Remakes and remasters don’t have to be faithful to be fun, or out of some strange obligation to the sanctity of the original. In video games, if that’s truly the case, then just port the original! Mario Party Superstars is a great example of the power of nostalgia used for good. Nintendo lovingly remade classic parts of previous Mario Party games, these look gorgeous in the process, while the actual framework around them is astounding. Mario Party Superstars has some of the best online frameworks in a recent Nintendo title (mild praise I know), but it presents these classic elements with a modern twist. Hell, my favourite Pokémon games are HeartGold and SoulSilver, remakes that bring to life the feeling of the originals while smartly expanding the series.
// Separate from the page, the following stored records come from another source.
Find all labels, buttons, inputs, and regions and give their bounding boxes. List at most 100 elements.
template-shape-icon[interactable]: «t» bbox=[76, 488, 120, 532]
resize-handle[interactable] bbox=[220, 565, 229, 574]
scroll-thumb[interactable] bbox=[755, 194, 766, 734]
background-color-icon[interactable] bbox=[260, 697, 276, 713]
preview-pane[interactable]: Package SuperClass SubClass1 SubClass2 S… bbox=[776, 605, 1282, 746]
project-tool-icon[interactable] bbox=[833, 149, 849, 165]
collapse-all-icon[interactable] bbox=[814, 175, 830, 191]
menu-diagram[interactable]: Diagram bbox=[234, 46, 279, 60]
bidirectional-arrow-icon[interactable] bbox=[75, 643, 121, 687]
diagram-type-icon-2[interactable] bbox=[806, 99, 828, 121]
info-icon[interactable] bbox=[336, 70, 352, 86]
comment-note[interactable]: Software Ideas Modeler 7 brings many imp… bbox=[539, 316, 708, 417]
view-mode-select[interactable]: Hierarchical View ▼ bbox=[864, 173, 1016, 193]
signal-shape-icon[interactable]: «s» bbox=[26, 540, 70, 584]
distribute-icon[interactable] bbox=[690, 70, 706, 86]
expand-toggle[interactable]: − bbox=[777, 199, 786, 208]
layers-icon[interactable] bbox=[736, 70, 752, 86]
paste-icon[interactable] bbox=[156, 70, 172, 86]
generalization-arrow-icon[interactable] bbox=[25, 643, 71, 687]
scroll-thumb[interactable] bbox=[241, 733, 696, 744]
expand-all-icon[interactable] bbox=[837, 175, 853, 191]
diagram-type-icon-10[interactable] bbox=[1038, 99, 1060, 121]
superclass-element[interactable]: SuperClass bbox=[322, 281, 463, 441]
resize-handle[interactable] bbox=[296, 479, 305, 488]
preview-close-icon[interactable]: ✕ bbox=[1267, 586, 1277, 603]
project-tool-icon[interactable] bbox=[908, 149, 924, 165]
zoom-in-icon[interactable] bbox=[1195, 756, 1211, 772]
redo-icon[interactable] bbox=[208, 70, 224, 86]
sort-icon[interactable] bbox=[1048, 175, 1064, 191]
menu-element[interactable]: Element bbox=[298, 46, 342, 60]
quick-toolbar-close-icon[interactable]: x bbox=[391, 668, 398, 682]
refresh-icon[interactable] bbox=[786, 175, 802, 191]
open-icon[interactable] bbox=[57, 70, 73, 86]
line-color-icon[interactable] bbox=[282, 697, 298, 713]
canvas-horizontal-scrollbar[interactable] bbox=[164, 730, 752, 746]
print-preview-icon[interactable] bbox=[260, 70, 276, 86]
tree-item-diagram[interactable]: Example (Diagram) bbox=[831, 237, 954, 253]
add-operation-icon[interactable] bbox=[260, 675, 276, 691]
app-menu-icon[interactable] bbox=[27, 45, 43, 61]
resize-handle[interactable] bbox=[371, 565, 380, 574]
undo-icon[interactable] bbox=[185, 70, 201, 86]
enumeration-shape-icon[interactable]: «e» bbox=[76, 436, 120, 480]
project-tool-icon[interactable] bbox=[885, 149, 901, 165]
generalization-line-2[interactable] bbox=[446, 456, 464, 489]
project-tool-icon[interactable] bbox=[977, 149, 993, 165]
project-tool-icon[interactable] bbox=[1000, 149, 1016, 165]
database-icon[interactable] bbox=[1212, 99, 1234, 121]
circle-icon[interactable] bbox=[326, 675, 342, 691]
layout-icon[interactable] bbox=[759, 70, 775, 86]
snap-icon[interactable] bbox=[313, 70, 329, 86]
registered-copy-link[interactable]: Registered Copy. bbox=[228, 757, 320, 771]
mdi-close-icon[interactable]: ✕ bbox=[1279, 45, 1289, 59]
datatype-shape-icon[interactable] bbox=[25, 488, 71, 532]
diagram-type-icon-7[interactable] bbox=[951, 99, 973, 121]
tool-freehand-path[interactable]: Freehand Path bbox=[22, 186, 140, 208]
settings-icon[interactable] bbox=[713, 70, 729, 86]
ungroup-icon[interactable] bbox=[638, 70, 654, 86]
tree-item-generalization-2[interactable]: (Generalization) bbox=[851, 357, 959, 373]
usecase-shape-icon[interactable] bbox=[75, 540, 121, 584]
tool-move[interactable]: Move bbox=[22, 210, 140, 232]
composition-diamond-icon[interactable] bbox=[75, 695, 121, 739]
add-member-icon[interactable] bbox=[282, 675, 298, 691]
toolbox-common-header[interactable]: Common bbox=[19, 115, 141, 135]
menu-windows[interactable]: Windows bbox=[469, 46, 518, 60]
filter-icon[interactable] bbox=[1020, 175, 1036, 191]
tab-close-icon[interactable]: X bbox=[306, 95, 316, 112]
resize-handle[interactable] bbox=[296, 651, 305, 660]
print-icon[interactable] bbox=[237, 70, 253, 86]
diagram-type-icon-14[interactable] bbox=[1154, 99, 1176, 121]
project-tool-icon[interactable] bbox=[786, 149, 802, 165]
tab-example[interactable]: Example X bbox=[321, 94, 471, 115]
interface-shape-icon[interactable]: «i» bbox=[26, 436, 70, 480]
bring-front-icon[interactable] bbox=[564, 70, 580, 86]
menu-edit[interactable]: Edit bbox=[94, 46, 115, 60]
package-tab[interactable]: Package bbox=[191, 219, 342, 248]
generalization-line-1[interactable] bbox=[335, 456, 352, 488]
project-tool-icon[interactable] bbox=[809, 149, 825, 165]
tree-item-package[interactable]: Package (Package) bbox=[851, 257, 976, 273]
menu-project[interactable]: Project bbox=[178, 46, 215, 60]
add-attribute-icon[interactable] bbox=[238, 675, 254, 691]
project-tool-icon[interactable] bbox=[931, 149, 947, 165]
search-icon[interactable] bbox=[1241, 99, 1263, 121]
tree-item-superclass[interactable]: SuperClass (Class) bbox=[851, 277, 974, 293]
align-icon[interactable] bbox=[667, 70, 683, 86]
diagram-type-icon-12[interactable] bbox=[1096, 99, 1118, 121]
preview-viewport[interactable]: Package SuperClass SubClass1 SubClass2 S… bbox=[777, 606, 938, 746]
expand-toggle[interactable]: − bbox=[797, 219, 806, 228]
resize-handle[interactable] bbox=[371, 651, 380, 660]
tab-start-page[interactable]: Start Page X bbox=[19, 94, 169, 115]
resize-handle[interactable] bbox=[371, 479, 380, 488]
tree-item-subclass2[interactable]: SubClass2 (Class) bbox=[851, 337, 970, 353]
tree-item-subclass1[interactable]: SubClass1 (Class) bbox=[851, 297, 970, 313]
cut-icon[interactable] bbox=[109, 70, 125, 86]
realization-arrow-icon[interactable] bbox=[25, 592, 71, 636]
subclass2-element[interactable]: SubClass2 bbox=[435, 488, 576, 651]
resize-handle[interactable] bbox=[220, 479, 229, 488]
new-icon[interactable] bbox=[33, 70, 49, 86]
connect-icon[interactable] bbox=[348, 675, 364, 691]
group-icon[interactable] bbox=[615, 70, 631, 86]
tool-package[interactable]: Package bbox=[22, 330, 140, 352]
Suitably, 2021 also finally saw the release of the last Neon Genesis Evangelion rebuild films. A series of ‘remakes’ that defy the very idea, and use the very concept of cycles and rebirth to justify their existence. I don’t expect every video game to send me into an existential crisis, as they did, but in a year where I played so many remasters of games I already knew and loved, I have to ask what they’re for at this point if not a quick cash grab from publishers and developers very aware of our love for these series. FF7 Remake is the only recent game to defy the expectation of what a remake can be, and I hope other developers pay attention. Honestly, I hope I get to play a lot more original ideas in 2022, but if I’m going to play another remake, please prove to me why I shouldn’t just be playing the original and saving my money.